Par essence militaire, la CDN était responsable de toutes les questions de défense et de sécurité. Mais conformément à la stratégie du «songun» (l'armée d'abord) de Kim Jong-Un, cette commission élaborait les politiques dans tout un tas d'autres domaines, sans lien avec l'armée. La nouvelle entité compte trois vice-présidents explicitement chargés de l'armée, du parti et des questions gouvernementales. «En s'en faisant le chef, Kim Jong-Un est devenu le leader suprême, à la fois par son titre et dans la réalité», a analysé Yang Moo-Jin, professeur à l'Université des études nord-coréennes de Séoul. «Cela constitue une nette rupture avec l'époque de son père», a-t-il ajouté.

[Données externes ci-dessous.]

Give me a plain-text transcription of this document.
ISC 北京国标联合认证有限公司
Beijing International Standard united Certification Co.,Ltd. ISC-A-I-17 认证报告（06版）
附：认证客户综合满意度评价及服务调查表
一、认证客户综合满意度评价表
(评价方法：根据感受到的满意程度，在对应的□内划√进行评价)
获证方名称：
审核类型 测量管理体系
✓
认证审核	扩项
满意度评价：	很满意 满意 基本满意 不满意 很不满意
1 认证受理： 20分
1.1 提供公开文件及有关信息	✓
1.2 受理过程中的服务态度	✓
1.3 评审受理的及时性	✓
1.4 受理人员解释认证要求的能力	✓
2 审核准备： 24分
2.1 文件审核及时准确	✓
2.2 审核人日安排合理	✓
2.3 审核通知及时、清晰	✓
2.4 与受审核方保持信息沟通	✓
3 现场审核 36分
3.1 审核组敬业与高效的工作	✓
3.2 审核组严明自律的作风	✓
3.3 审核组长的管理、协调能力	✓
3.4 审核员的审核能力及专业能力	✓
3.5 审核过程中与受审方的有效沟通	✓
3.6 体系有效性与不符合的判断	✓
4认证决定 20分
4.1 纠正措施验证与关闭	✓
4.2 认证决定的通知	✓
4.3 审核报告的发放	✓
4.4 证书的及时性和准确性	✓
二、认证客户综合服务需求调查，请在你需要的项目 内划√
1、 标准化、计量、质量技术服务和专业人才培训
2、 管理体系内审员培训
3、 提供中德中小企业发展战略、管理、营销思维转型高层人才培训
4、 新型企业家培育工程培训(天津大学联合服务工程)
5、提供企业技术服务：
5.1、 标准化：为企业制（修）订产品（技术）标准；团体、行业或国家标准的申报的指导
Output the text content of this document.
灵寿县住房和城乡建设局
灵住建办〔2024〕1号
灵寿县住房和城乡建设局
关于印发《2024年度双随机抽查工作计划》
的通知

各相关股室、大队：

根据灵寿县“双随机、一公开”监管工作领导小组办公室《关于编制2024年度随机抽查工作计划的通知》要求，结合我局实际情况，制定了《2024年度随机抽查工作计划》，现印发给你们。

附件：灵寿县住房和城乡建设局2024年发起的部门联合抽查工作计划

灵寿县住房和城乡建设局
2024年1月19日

Une des premières décisions de Kim Jong-Un après son arrivée au pouvoir avait été de tourner la page de la stratégie «songun» au profit du «byungjin», consistant à mener de front développements économique et nucléaire. Le congrès du Parti des travailleurs de Corée (PTC) en mai -un événement exceptionnel puisqu'il était le premier depuis 1980- avait scellé le retour sur le devant de la scène du parti, éclipsé par l'armée durant le règne de Kim Jong-Il.